NOTEBOOK

なにも ほしがならなぁい なにも きたいしなぁい

曲げられない女

2010-03-12 | 休み
「曲げられない女」(日本テレビ)

今期の地上波テレビドラマで一番面白く観てる。これまでは菅野さんの一貫して搾り出すように言葉を紡ぐようなお芝居は正直苦手だったけれど、今回はそんなことが気にならないくらいに見事な成りきり。少し増した体重とセルフレームと仏頂面で適度に可愛くなく、”っぽさ”がよく出てて面白い。正直コンセプト的にはオアシズの光浦さんでも良い様にも思うけれど、それではきっと駄目なんだろう。

困難な問題や自分自身の性質に起因する問題など実存的な悩みを持つものに対して、菅野さん演じるパラリーガルの荻原が曰く心のシャッターを開けて突然に絶叫しながら説教をするのが物語の見せ場。そしてマイケル・ジャクソンミュージックとダンス。もちろん各人物の魅力がこれらを底上げしてるのは言うまでも無く、他人を取り締まるよりも楽しませるほうが好きな警察官僚、虚言癖気味のお金持ちの奥様、そして無愛想で正義感で動いてばかりのパラリーガル。

もちろん脚本はあくまでテレビ的で臭い部分、リアリティにかける部分は多いけれど、そんなことが気にならないくらいに面白くて、元気が出て、たまに泣けてしまう。ぼくみたいな涙腺が馬鹿になってる人間は毎回泣かされてしまうほどのパワー。いや、台詞は非常に臭いんだけれど、この世界観の中で菅野さんの荻原が言い放つと不思議と気にせず素直に受け入れられてしまう。いや、大変に臭い台詞なんだけれども。冷静に見ると違和感あるけれども。


「私たちに生きる意味なんて必要ありません。私たちに必要なのは生きる意志です。」


という台詞があるけれど、確かに臭い。何言ってるの?というような気がしないでもないけれど、水曜10時のこの枠で菅野さんのお芝居込みでこの台詞を聞くと来ちゃうわけで。他にもこういう台詞を黄門様の印籠のごとくドラマの終盤で炸裂させるカタルシス。明日への活力がデトックスとともに得られてしまうというなんとも効率的なドラマ。3人の関係性は確かにファンタジーでしかないけれど、それでもやっぱり良いなぁっと観てしまう。



というか来週、最終回か。


(追記)
最終回。これまでこのドラマの魅力でもありながら、一番の疑問点であることを登場人物手ずから主人公の荻原に指摘する、突きつける。少し俯瞰してみれば曲げられないことは必ずしも良いこととは言えず、荻原は所謂”痛い”人でしかない。荻原のおせっかいや強情によって周りの人間の人生が狂ってしまったという指摘に荻原はひるむ。けれど荻原は印籠のごときシャッターを開いて反論をするのだ。

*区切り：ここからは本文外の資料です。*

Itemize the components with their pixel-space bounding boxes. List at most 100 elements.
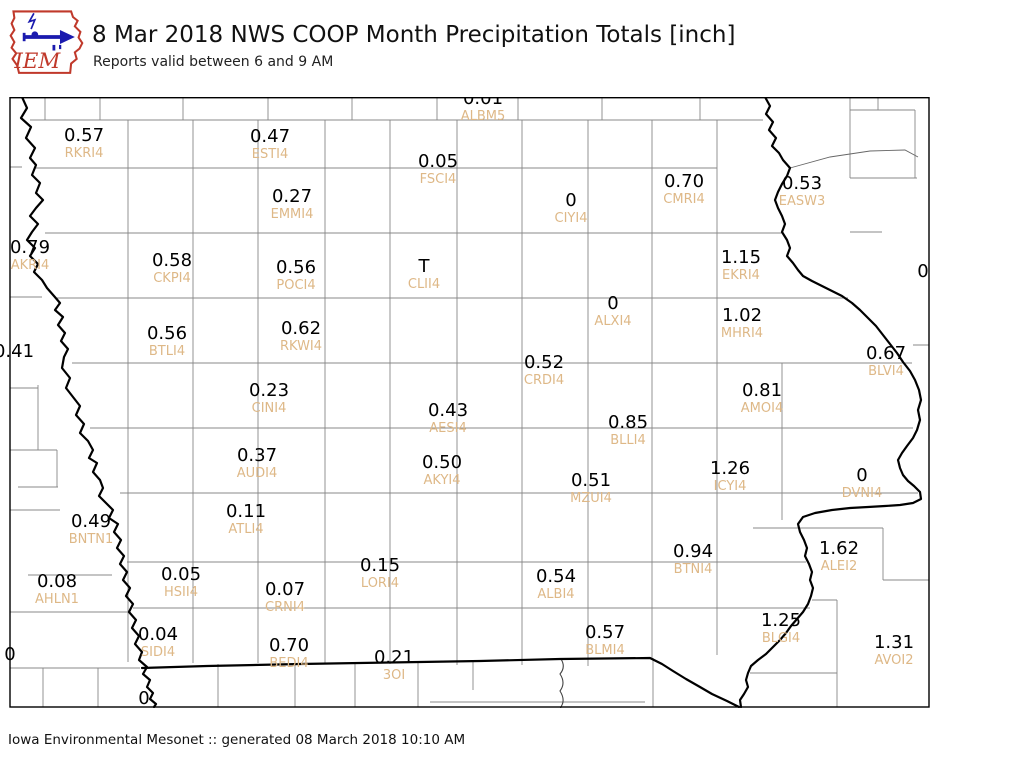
station-report: 0.05 FSCI4 <box>417 151 459 187</box>
station-report: 0.47 ESTI4 <box>250 128 290 162</box>
station-value: 0.37 <box>236 445 278 466</box>
station-value: 1.31 <box>873 632 915 653</box>
station-value: 0 <box>856 465 868 486</box>
station-report: 0.23 CINI4 <box>248 380 290 416</box>
station-id: AMOI4 <box>740 401 784 416</box>
station-value: 0.57 <box>63 125 105 146</box>
station-id: AUDI4 <box>236 466 278 481</box>
station-id: ALBI4 <box>537 587 575 602</box>
station-value: 0.57 <box>584 622 626 643</box>
station-report: 1.02 MHRI4 <box>721 305 763 341</box>
station-value: 0.43 <box>427 400 469 421</box>
header: IEM 8 Mar 2018 NWS COOP Month Precipitat… <box>0 0 1024 97</box>
station-id: ALXI4 <box>594 314 632 329</box>
station-value: 0.41 <box>0 341 35 362</box>
station-id: ICYI4 <box>713 479 747 494</box>
station-id: BTNI4 <box>673 562 713 577</box>
weather-vane-icon <box>22 12 75 51</box>
station-id: EMMI4 <box>270 207 314 222</box>
station-value: 0 <box>4 644 16 665</box>
station-value: 0.05 <box>160 564 202 585</box>
station-report: 0 CIYI4 <box>555 190 588 226</box>
station-id: AVOI2 <box>874 653 914 668</box>
station-report: 0.43 AESI4 <box>427 400 469 436</box>
station-value: 0.54 <box>535 566 577 587</box>
logo-text: IEM <box>13 49 61 74</box>
station-report: 0.70 BEDI4 <box>269 637 309 671</box>
station-id: AESI4 <box>429 421 467 436</box>
station-value: 0.15 <box>359 555 401 576</box>
station-report: 0 <box>138 690 149 708</box>
station-value: 0.53 <box>781 173 823 194</box>
station-id: BLMI4 <box>585 643 625 658</box>
station-report: 0.50 AKYI4 <box>422 454 462 488</box>
station-report: 0.04 SIDI4 <box>137 624 179 660</box>
station-report: 0.85 BLLI4 <box>607 412 649 448</box>
station-value: 0.85 <box>607 412 649 433</box>
station-value: 0.23 <box>248 380 290 401</box>
station-value: 1.25 <box>760 610 802 631</box>
station-value: 0.81 <box>741 380 783 401</box>
station-id: AKRI4 <box>10 258 50 273</box>
footer-text: Iowa Environmental Mesonet :: generated … <box>8 732 466 748</box>
precipitation-map: 0.01 ALBM5 0.57 RKRI4 0.47 ESTI4 0.05 FSCI4 0.27… <box>0 97 1024 708</box>
station-id: CKPI4 <box>153 271 191 286</box>
station-report: 1.31 AVOI2 <box>873 632 915 668</box>
station-id: DVNI4 <box>841 486 883 501</box>
station-value: 0.04 <box>137 624 179 645</box>
station-id: BTLI4 <box>148 344 186 359</box>
station-report: 0 <box>917 263 928 281</box>
station-id: HSII4 <box>164 585 198 600</box>
station-id: CMRI4 <box>663 192 705 207</box>
station-report: 0.56 POCI4 <box>275 257 317 293</box>
station-value: 0 <box>565 190 577 211</box>
station-id: CRNI4 <box>265 600 305 615</box>
station-report: 0.27 EMMI4 <box>270 186 314 222</box>
station-id: RKRI4 <box>64 146 104 161</box>
iem-logo: IEM <box>9 10 84 74</box>
station-report: 0.70 CMRI4 <box>663 173 705 207</box>
station-id: BLLI4 <box>610 433 646 448</box>
station-report: 0.81 AMOI4 <box>740 380 784 416</box>
station-report: 0.62 RKWI4 <box>279 320 323 354</box>
station-id: SIDI4 <box>140 645 176 660</box>
station-id: ATLI4 <box>228 522 264 537</box>
station-value: 0.79 <box>9 237 51 258</box>
station-report: 0.56 BTLI4 <box>147 325 187 359</box>
station-report: 0.07 CRNI4 <box>264 579 306 615</box>
station-id: ALEI2 <box>820 559 858 574</box>
station-id: RKWI4 <box>279 339 323 354</box>
station-value: 0.67 <box>865 343 907 364</box>
station-value: 0.52 <box>523 352 565 373</box>
station-id: EKRI4 <box>722 268 760 283</box>
station-value: 0.07 <box>264 579 306 600</box>
station-value: 1.26 <box>709 458 751 479</box>
station-value: 0.01 <box>462 97 504 109</box>
station-value: 0.56 <box>275 257 317 278</box>
station-report: 0.21 3OI <box>374 649 414 683</box>
station-report: 1.15 EKRI4 <box>720 247 762 283</box>
station-report: 0.37 AUDI4 <box>236 445 278 481</box>
station-id: FSCI4 <box>419 172 457 187</box>
station-id: BLVI4 <box>868 364 904 379</box>
station-report: 0.57 RKRI4 <box>63 125 105 161</box>
station-id: AKYI4 <box>423 473 461 488</box>
station-value: 0.08 <box>36 571 78 592</box>
station-id: LORI4 <box>360 576 400 591</box>
station-value: 0.27 <box>271 186 313 207</box>
station-report: 1.62 ALEI2 <box>819 540 859 574</box>
map-frame <box>9 97 930 708</box>
station-report: T CLII4 <box>408 258 440 292</box>
station-id: BNTN1 <box>68 532 114 547</box>
station-value: 1.02 <box>721 305 763 326</box>
station-report: 0.41 <box>0 343 34 361</box>
station-report: 0.15 LORI4 <box>359 555 401 591</box>
station-value: 0.05 <box>417 151 459 172</box>
station-value: 0 <box>607 293 619 314</box>
station-id: EASW3 <box>778 194 826 209</box>
station-report: 0.52 CRDI4 <box>523 352 565 388</box>
station-report: 1.26 ICYI4 <box>709 458 751 494</box>
station-report: 0.54 ALBI4 <box>535 566 577 602</box>
station-value: 1.15 <box>720 247 762 268</box>
station-report: 1.25 BLGI4 <box>760 610 802 646</box>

ある種居直りのような反論。けれどこれはこの荻原というキャラクター像の本質にかかわる、アイデンティティだからこそ反論する。それはつまりはドラマのテーマであるから。周りの人間が幸せになって欲しいということからの行動であり、現実に自分も回りもそのままの一見順風な人生では得られなかったものがあるはずと反論する。そして何よりこういう”痛い”人間で無ければ二人と親友になれなかったのだと明瞭に反証する。

この反論もそうだけれど本当に脚本の遊川和彦さんはあったまいいなぁ。確かに所々かなりご都合主義的な部位は見受けられる。蓮見が家を出る理由や荻原が司法試験を10回目を区切りとするという設定は明らかに最終回のための伏線のための伏線という色合いが強い。正直違和感。他にもそういった点は多いけれど、それを補って余りある質量と熱量。前述の反論もそうだけど、荻原の弁護士になりたい本心や蓮見の啖呵の本心をちゃんと描いたのは凄い。


ラストのシークエンス。荻原の子供、灯役の子役が菅野さんの子供に見えて驚いた。そして蓮見と藍田のカップルというありそうでなかった未来はありそうだったのに良かった。そしてそして何より驚いた、というか笑えたのは能世三姉妹の能世アンナの落ち。いやぁ、面白かった。人生は自分でどうにかできるから面白いだろ、これが一番言いたかったことのよう。まぁもちろん正論でありつつも綺麗事。綺麗事を通す人のドラマだから当然だけれど。